The SCSE provides a way to search extremely quickly across large sets of files using some of the language structure to enable precise queries and minimize false positives. It handles a wide array
of languages, even at the same time, including Python. A GUI shows search hits and a page of actual text from the file containing a selected hit.
It uses lexical information from the source languages as the basis for queries, comprised of various langauge keywords and pattern tokens that match varying content langauge elements. SCSE knows the types of lexemes available in the langauge. One can search for a generic identifier (using query token I) or an identifier matching some regulatr expression.

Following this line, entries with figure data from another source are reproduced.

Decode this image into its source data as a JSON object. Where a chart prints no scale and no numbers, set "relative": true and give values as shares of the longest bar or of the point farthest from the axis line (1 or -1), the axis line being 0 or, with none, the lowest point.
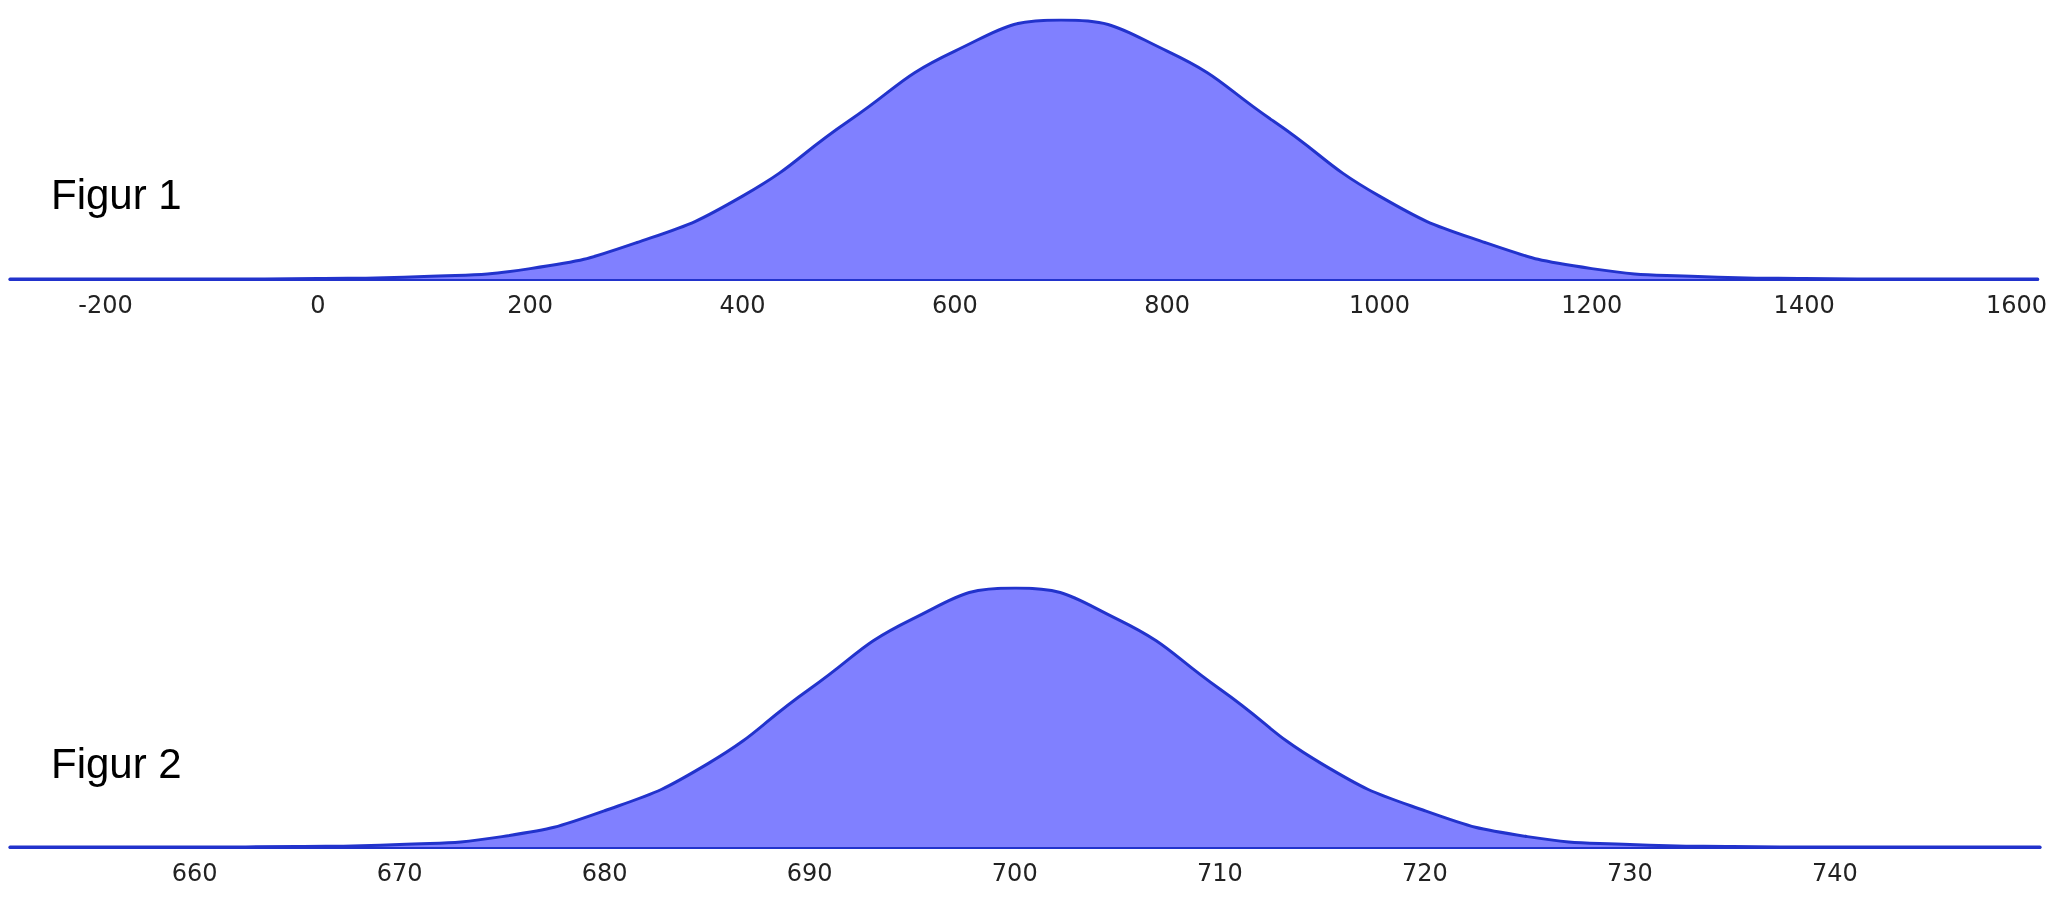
{
  "chart_data": [
    {
      "type": "area",
      "title": "Figur 1",
      "relative": true,
      "x": [
        -290,
        -200,
        -100,
        0,
        100,
        200,
        300,
        400,
        500,
        600,
        700,
        800,
        900,
        1000,
        1100,
        1200,
        1300,
        1400,
        1500,
        1600,
        1620
      ],
      "values": [
        0,
        0,
        0,
        0.002,
        0.01,
        0.04,
        0.14,
        0.32,
        0.61,
        0.88,
        1,
        0.88,
        0.61,
        0.32,
        0.14,
        0.04,
        0.01,
        0.002,
        0,
        0,
        0
      ],
      "color": "#8080ff",
      "xlim": [
        -290,
        1620
      ],
      "xticks": [
        -200,
        0,
        200,
        400,
        600,
        800,
        1000,
        1200,
        1400,
        1600
      ],
      "grid": false,
      "marker": "none",
      "line_style": "solid"
    },
    {
      "type": "area",
      "title": "Figur 2",
      "relative": true,
      "x": [
        651,
        655,
        660,
        665,
        670,
        675,
        680,
        685,
        690,
        695,
        700,
        705,
        710,
        715,
        720,
        725,
        730,
        735,
        740,
        745,
        750
      ],
      "values": [
        0,
        0,
        0,
        0.002,
        0.01,
        0.04,
        0.14,
        0.32,
        0.61,
        0.88,
        1,
        0.88,
        0.61,
        0.32,
        0.14,
        0.04,
        0.01,
        0.002,
        0,
        0,
        0
      ],
      "color": "#8080ff",
      "xlim": [
        651,
        750
      ],
      "xticks": [
        660,
        670,
        680,
        690,
        700,
        710,
        720,
        730,
        740
      ],
      "grid": false,
      "marker": "none",
      "line_style": "solid"
    }
  ]
}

Similar, on can search for a generic string (using query token "S" for "any kind of string literal") or for a specific
type of string (for Python including "UnicodeStrings", non-unicode strings, etc, which collectively make up the set of Python things comprising "S").
So a search:
'for' ... I=ij*
finds the keyword 'for' near ("...") an identifier whose prefix is "ij" and shows you all the hits. (Language-specific whitespace including line breaks and comments are ignored.
An trivial search:
S
finds all string literals. This is often a pretty big set :-}
A search
UnicodeStrings
finds all string literals that are lexically defined as Unicode Strings (u"...")
What you want are all strings that aren't UnicodeStrings. The SCSE provides a "subtract" operator that subtracts hits of one kind that overlap hits of another. So your question, "what strings aren't unicode" is expressed concisely as:
S-UnicodeStrings
All hits shown will be the strings that aren't unicode strings, your precise question.
The SCSE provides logging facilities so that you can record hits. You can run SCSE from a command line, enabling a scripted query for your answer. Putting this into a command script would provide a tool gives your answer directly.